Com onda vendedora no fim do pregão, Dow Jones cai 3,15% e Nasdaq desaba 4,08%

As bolsas em Nova York fecharam em forte queda nesta quarta-feira, 10. A possibilidade de um aperto mais rigoroso por parte do Federal Reserve (Fed, o banco central dos EUA) se aliou às maiores tensões entre Estados Unidos e China e às perspectivas de expansão econômica global mais amena e desencadeou um movimento de liquidação entre os índices nova-iorquinos.

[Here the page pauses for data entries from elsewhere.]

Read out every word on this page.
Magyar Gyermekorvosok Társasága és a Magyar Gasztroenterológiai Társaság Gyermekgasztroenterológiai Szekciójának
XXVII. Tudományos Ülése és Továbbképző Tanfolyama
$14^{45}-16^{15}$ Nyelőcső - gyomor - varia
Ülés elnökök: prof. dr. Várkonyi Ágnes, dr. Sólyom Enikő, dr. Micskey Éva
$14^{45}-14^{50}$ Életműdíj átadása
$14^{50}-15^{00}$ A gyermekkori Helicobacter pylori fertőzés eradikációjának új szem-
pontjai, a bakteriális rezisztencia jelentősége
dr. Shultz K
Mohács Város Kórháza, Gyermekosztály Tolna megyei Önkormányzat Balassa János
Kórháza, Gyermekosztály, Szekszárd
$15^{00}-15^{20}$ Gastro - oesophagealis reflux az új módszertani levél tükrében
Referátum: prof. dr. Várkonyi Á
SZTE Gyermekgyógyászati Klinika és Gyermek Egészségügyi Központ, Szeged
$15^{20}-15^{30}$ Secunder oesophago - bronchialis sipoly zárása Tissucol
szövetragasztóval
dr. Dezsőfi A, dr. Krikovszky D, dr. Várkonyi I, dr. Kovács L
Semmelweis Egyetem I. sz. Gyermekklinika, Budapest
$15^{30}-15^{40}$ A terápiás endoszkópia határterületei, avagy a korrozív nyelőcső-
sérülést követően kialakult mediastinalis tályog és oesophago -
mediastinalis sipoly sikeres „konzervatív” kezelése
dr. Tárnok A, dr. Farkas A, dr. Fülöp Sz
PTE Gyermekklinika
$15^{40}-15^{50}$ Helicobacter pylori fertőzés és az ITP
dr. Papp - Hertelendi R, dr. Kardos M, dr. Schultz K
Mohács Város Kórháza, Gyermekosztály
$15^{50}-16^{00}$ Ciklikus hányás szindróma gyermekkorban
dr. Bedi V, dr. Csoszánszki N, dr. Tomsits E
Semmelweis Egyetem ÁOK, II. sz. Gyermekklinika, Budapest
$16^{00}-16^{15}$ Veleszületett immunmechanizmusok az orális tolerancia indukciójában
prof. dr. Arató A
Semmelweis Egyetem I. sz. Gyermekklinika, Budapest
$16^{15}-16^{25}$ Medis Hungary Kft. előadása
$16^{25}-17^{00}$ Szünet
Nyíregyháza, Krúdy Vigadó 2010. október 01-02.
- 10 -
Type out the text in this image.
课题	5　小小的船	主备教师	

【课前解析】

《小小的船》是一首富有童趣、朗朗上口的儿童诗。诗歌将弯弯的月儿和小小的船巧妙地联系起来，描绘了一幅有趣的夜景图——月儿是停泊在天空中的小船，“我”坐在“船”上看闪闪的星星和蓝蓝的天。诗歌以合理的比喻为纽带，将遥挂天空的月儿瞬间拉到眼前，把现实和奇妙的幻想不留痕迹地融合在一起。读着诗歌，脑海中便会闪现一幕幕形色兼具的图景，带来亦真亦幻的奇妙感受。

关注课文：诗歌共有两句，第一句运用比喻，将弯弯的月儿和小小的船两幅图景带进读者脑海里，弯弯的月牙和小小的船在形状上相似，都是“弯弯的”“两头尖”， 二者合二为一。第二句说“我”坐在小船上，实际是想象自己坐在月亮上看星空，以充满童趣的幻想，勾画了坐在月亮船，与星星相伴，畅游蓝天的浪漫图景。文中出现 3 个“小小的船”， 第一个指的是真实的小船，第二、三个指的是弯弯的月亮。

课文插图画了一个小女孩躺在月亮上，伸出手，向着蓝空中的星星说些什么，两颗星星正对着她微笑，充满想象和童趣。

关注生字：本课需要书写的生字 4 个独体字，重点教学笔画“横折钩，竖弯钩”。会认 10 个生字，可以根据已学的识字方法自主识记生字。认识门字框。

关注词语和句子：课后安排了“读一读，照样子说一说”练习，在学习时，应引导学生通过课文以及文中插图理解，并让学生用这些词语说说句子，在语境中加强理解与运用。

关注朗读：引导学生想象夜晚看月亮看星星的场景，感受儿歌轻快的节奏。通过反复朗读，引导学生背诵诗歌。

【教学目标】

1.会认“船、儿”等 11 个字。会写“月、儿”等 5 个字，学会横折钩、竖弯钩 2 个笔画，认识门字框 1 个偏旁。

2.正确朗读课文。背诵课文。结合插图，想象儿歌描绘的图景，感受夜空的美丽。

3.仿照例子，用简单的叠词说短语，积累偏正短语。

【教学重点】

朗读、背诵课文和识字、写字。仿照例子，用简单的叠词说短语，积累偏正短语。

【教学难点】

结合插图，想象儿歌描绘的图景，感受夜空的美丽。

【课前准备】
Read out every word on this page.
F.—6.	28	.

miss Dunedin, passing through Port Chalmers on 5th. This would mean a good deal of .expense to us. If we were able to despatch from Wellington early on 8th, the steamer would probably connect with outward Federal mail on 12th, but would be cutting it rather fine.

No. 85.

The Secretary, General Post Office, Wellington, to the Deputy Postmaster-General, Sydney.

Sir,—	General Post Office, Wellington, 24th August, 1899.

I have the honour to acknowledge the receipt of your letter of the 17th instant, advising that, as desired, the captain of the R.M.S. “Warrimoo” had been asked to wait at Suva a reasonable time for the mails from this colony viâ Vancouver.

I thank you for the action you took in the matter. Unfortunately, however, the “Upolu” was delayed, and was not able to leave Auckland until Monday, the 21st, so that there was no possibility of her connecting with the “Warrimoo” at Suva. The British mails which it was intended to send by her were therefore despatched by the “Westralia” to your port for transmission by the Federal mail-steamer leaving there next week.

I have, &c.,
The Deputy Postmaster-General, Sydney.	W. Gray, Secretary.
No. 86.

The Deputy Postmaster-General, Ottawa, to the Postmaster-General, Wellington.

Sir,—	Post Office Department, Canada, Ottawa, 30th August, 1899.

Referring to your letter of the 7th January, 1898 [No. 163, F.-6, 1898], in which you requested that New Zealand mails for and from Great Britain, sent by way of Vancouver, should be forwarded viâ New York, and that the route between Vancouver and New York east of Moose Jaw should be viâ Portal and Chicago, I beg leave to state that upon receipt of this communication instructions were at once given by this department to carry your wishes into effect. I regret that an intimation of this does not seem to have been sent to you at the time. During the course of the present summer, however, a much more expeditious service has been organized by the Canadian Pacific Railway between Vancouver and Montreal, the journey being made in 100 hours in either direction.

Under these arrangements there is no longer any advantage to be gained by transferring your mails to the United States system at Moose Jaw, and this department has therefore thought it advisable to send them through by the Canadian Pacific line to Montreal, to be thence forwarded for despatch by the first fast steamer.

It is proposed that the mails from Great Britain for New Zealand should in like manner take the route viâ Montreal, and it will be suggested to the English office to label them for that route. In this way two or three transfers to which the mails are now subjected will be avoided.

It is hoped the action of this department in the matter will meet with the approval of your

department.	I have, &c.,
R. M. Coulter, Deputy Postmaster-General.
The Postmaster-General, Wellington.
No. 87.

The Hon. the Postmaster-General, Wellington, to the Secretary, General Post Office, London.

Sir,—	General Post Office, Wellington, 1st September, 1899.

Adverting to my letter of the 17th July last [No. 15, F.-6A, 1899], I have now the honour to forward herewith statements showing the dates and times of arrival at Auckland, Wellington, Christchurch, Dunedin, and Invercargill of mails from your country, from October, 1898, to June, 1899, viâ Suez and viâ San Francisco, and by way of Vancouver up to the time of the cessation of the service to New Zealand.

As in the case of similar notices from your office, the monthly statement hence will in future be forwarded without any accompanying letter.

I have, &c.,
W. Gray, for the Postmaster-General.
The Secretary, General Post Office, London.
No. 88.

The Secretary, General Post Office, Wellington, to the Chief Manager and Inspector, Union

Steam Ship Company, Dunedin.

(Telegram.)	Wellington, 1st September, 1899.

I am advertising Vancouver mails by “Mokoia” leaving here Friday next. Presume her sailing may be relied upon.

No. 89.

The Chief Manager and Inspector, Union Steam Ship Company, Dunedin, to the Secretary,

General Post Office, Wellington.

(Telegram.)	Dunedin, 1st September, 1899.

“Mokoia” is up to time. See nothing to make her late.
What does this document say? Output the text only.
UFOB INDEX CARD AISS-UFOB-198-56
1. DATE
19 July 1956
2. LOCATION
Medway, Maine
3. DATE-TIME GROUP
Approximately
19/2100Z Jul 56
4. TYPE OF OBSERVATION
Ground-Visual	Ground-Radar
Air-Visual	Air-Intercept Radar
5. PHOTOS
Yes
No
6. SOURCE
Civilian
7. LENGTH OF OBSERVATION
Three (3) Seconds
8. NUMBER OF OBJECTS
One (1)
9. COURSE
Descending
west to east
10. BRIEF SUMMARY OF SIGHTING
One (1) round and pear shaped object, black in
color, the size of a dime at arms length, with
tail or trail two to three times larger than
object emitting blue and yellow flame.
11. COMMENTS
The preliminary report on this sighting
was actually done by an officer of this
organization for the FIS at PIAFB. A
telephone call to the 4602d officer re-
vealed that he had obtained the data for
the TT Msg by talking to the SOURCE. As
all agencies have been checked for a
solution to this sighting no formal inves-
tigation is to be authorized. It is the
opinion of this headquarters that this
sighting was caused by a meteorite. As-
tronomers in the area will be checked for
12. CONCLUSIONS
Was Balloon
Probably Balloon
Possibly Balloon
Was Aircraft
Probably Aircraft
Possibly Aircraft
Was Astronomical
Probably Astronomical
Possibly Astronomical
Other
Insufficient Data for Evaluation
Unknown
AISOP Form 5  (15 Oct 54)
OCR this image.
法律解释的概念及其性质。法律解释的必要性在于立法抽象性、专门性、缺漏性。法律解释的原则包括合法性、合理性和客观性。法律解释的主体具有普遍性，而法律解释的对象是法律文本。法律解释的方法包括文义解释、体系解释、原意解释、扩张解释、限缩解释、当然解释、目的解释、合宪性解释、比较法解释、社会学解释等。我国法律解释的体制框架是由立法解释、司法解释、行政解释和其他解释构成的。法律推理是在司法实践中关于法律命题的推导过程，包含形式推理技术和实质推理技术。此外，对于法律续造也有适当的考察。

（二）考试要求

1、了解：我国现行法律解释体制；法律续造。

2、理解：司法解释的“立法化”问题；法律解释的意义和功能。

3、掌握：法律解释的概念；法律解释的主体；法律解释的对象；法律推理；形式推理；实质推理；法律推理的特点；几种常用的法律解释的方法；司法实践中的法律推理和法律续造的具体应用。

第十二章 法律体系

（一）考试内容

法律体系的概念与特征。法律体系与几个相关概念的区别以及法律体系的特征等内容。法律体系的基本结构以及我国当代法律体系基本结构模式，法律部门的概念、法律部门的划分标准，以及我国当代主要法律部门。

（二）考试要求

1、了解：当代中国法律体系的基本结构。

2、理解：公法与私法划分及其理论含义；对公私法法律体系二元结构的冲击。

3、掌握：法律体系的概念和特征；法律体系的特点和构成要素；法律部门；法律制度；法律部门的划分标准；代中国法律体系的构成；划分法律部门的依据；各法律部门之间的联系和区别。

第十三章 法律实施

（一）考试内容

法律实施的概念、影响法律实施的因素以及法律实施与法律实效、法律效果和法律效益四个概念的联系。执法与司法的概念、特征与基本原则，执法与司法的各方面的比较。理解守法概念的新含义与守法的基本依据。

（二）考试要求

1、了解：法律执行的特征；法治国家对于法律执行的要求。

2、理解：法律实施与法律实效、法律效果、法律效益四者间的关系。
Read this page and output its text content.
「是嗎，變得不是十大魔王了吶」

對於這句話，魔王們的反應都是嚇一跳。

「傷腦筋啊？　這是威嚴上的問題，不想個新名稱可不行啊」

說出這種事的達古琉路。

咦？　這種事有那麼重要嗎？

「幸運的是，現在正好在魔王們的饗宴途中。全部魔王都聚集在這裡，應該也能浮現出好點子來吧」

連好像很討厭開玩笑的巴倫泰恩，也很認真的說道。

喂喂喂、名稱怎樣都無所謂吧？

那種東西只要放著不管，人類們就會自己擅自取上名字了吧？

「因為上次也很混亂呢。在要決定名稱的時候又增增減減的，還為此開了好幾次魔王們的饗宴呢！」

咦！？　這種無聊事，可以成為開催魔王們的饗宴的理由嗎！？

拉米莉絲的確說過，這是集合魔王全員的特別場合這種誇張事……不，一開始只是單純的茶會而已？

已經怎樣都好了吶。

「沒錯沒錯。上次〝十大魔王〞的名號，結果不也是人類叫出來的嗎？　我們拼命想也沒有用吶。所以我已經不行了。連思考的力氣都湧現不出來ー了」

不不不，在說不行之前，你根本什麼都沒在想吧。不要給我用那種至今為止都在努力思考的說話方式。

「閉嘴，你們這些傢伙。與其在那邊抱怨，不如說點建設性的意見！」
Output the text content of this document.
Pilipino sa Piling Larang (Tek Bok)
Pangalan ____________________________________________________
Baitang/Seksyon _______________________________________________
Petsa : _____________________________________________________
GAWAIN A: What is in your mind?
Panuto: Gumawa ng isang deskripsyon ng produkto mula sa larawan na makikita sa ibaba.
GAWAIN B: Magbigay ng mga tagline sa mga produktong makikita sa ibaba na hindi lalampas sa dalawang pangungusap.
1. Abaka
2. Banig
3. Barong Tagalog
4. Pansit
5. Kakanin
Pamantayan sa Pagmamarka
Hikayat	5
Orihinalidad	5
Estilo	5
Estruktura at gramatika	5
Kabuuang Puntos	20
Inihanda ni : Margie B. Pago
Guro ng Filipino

O índice Dow Jones fechou em queda de 3,15%, para 25.598,74 pontos, enquanto o S&P 500 caiu 3,29%, para 2.785,68 pontos, ambos com as baixas mais intensas desde fevereiro. Já o Nasdaq encerrou em baixa de 4,08%, para 7.422,05 pontos, maior recuo desde 24 de junho de 2016. Já o índice de volatilidade VIX, considerado o "medidor de medo" de Wall Street, fechou no maior valor desde abril - com salto de 43,95%, aos 22,96 pontos.

O "sell-off" que atingiu as bolsas de Nova York se deu, quem diria, em meio ao otimismo com o desempenho da economia americana à medida que bancos como UBS e Goldman Sachs elevaram a projeção para o crescimento do Produto Interno Bruto (PIB) do país no terceiro trimestre, gerando a expectativa de que o Fed possa elevar juros ainda mais aceleradamente do que se previa. Todo o pânico com as ações americanas gerou procura por ativos considerados mais seguros, como o iene, o ouro e os Treasuries de curto prazo, enquanto o dólar apresentou ganho generalizado em relação a moedas de mercados emergentes.

Nem os pedidos do presidente dos EUA, Donald Trump, para que o Fed seja mais lento ao normalizar o custo do dinheiro adiantaram. "A questão levantada pelo presidente é justa, mas estou confortável com a trajetória de aperto prevista porque a economia dos EUA está indo muito bem", afirmou Charles Evans, que comanda a distrital de Chicago do banco central americano. Em painel realizado durante a tarde, o dirigente disse que a taxa de desemprego pode chegar a 3,5% e que os juros precisam continuar subindo no país.

Uma expansão de 3% em 2018, inclusive, se mostra cada vez mais próxima de se concretizar. Nesta quarta-feira, o UBS aumentou a projeção de crescimento anualizado do PIB dos EUA do terceiro trimestre ante o segundo de 2,9% para 3,2%, enquanto o Goldman Sachs elevou sua previsão para o indicador para 3,5%. "Os indicadores desta manhã sugerem uma maior contribuição para o crescimento dos investimentos no terceiro trimestre", escreveram, em nota a clientes, os analistas do Goldman Sachs, apontando para os estoques no atacado, que tiveram crescimento de 1,0% na passagem de julho para agosto, acima do esperado pelo mercado (+0,8%).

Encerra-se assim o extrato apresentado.